Michael Saylor, Executive Chairman von Strategy, liefert eine Erklärung: Parallel laufende Mega-IPOs im KI-Sektor – darunter SpaceX, OpenAI und Anthropic – binden institutionelles Kapital. In den vergangenen sechs Monaten wurden nach seinen Angaben rund 400 Milliarden Dollar an KI-Infrastrukturfinanzierungen mobilisiert. Bitcoin werde als eine der liquidesten Positionen in institutionellen Portfolios bevorzugt verkauft, um Mittel für IPO-Zuteilungen freizusetzen. Saylor stuft den Rückgang daher als liquiditätsgetrieben ein, nicht als fundamentale Schwäche.
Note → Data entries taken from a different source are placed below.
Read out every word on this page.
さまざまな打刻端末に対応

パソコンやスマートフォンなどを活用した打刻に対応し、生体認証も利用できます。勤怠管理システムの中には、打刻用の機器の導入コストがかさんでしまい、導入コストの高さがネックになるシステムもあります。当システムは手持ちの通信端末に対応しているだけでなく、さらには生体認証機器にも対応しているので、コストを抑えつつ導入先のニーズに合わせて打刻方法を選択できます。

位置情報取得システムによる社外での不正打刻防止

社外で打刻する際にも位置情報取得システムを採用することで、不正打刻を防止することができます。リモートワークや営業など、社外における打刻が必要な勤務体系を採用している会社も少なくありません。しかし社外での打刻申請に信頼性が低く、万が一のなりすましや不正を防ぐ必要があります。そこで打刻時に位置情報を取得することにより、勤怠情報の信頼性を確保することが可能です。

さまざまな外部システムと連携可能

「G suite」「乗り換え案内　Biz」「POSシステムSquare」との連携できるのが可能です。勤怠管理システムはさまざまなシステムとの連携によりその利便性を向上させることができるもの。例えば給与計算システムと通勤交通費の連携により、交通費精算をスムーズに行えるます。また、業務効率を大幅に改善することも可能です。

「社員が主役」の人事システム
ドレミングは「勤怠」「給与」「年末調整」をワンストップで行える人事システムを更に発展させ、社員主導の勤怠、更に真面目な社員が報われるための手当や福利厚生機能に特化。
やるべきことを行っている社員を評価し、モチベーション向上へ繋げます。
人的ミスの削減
Sein Unternehmen Strategy hält weiterhin 843.706 BTC und signalisierte am Wochenende über soziale Medien einen möglichen weiteren Zukauf. Gleichzeitig könnten regulatorische Entwicklungen mittelfristig neue Nachfrage schaffen: Sechs republikanische Senatoren fordern laut Crypto Briefing eine Senkung der Basel-Kapitalanforderungen für Banken, die Bitcoin halten. Aktuell müssen Banken jeden investierten Dollar vollständig mit Eigenkapital hinterlegen – eine Hürde, die institutionelle Bilanzpositionen praktisch verhindert.

Warum das jetzt zählt

Bitcoin befindet sich in einer Konstellation, die Analysten als klassisches Spannungsfeld beschreiben: Technische Indikatoren und On-Chain-Daten deuten auf eine Übertreibung nach unten, während reale Kapitalflüsse weiterhin abfließen. Die entscheidende Frage ist, ob die Liquiditätskonkurrenz durch KI-Börsengänge vorübergehend oder strukturell wirkt.

Einordnung / Ausblick

Hält die 200-Wochen-SMA und ebben die ETF-Abflüsse ab, wäre der Weg Richtung 90.000 Dollar technisch offen. Bricht das Niveau nachhaltig, rücken Bereiche um 50.000 Dollar in den Fokus – ein Niveau, das laut Mining-Kostenmodellen die Stromproduktionskosten pro Bitcoin abbildet. In beiden Szenarien dürften die kommenden Wochen Klarheit bringen: über die Tragfähigkeit der Bodenbildung ebenso wie über die Frage, ob institutionelles Kapital nach den IPO-Wellen zurückkehrt.

Hinweis: Dieser Artikel stellt keine Anlageberatung dar. Jede Investitionsentscheidung sollte auf eigener Recherche basieren.